Quantum Field Theory on compact stars near the Buchdahl limit

TL;DR

This paper investigates the effects of quantum fields on extremely compact stars near the Buchdahl limit, revealing that quantum stress tensor divergences can violate energy conditions and potentially alter classical stability bounds.

Contribution

It demonstrates that quantum field effects cause stress tensor divergences near the Buchdahl limit, challenging classical stability and energy condition assumptions for compact stars.

Findings

Quantum stress tensor diverges faster than classical source at the Buchdahl limit.

Violation of Null Energy Condition occurs near the inner light ring.

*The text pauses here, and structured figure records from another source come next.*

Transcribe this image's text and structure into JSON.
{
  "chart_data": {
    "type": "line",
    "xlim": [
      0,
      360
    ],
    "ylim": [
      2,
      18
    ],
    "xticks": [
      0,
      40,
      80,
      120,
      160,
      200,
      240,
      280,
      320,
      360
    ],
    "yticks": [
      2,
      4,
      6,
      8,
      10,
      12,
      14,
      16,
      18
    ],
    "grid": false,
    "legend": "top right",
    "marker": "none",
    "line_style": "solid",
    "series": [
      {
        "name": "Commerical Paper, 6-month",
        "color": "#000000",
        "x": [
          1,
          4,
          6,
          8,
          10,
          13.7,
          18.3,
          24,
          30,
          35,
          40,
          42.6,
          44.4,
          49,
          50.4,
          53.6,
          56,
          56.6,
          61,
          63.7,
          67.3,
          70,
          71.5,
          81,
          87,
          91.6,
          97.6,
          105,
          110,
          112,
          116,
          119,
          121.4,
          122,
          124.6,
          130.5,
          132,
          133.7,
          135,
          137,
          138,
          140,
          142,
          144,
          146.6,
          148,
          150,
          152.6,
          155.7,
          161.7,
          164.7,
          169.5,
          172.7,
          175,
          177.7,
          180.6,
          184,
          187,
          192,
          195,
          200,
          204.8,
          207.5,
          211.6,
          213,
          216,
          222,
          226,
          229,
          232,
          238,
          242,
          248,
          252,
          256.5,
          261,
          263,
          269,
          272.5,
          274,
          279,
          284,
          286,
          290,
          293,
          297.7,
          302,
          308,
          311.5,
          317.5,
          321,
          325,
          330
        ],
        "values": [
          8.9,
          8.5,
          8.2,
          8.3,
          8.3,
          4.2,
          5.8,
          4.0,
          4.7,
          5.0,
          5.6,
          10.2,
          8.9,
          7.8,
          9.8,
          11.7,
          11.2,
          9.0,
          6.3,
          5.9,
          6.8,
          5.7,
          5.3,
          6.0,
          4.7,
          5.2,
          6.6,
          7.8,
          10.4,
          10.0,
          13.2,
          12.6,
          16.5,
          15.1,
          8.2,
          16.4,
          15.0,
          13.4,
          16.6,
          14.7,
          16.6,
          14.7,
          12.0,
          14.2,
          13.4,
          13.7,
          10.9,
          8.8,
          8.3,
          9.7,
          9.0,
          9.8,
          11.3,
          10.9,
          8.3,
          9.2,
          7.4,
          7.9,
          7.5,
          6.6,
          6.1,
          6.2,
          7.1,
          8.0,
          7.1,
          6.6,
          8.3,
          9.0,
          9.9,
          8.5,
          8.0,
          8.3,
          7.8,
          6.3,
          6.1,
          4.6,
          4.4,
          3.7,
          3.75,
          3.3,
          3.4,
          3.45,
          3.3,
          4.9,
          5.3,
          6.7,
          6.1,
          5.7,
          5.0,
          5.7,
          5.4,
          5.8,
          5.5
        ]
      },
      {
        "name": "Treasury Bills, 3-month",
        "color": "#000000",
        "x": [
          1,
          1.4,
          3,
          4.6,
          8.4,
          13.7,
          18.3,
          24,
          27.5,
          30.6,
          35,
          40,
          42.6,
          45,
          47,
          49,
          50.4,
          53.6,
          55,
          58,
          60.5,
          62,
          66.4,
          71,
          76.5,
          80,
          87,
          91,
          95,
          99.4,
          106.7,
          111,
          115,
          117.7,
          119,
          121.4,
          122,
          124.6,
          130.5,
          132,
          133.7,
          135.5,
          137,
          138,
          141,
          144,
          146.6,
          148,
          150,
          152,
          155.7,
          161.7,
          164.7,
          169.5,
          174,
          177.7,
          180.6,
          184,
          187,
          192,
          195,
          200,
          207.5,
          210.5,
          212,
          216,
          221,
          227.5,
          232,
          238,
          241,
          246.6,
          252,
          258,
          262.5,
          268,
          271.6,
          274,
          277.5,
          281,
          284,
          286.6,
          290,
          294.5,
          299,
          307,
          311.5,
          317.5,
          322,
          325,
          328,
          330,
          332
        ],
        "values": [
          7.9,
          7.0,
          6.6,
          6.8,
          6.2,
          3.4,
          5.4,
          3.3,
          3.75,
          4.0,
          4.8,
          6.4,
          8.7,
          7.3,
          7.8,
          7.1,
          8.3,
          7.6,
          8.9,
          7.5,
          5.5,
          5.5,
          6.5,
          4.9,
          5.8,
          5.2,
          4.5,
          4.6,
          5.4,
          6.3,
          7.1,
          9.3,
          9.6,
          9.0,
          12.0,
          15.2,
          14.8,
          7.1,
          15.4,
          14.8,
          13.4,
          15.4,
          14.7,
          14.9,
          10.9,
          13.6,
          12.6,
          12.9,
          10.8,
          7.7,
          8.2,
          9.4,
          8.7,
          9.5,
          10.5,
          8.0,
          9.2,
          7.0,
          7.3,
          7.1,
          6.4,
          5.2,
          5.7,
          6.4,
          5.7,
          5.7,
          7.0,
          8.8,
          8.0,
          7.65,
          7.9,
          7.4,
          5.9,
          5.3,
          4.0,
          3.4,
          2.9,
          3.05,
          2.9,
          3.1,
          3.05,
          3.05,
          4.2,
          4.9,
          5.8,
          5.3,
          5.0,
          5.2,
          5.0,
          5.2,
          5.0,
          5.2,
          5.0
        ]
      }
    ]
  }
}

Quantum backreaction cannot be ignored as the star approaches the Buchdahl radius.

Abstract

Very compact stars seem to be forbidden in General Relativity. While Buchdahl's theorem sets an upper bound on compactness, further no-go results rely on the existence of two light rings, the inner of which has been associated to gravitational instabilities. However, little is known about the role of quantum fields in these strong gravity regimes. Here, we consider the particularly simple model of a constant density star and we work in the probe approximation where the backreaction is ignored. We show that the trapping of modes inside the star leads the renormalized stress tensor of Conformal Field Theories to diverge faster than the classical source in the Buchdahl limit. This leads to the violation of the Null Energy Condition around the inner light ring. The backreaction of quantum fields in this regime therefore cannot be ignored. This happens as the star's surface approaches the Buchdahl radius $9GM/4$ rather than the Schwarzschild radius. The results are independent of the details of the interactions, but contain an ambiguity associated to the renormalization scheme.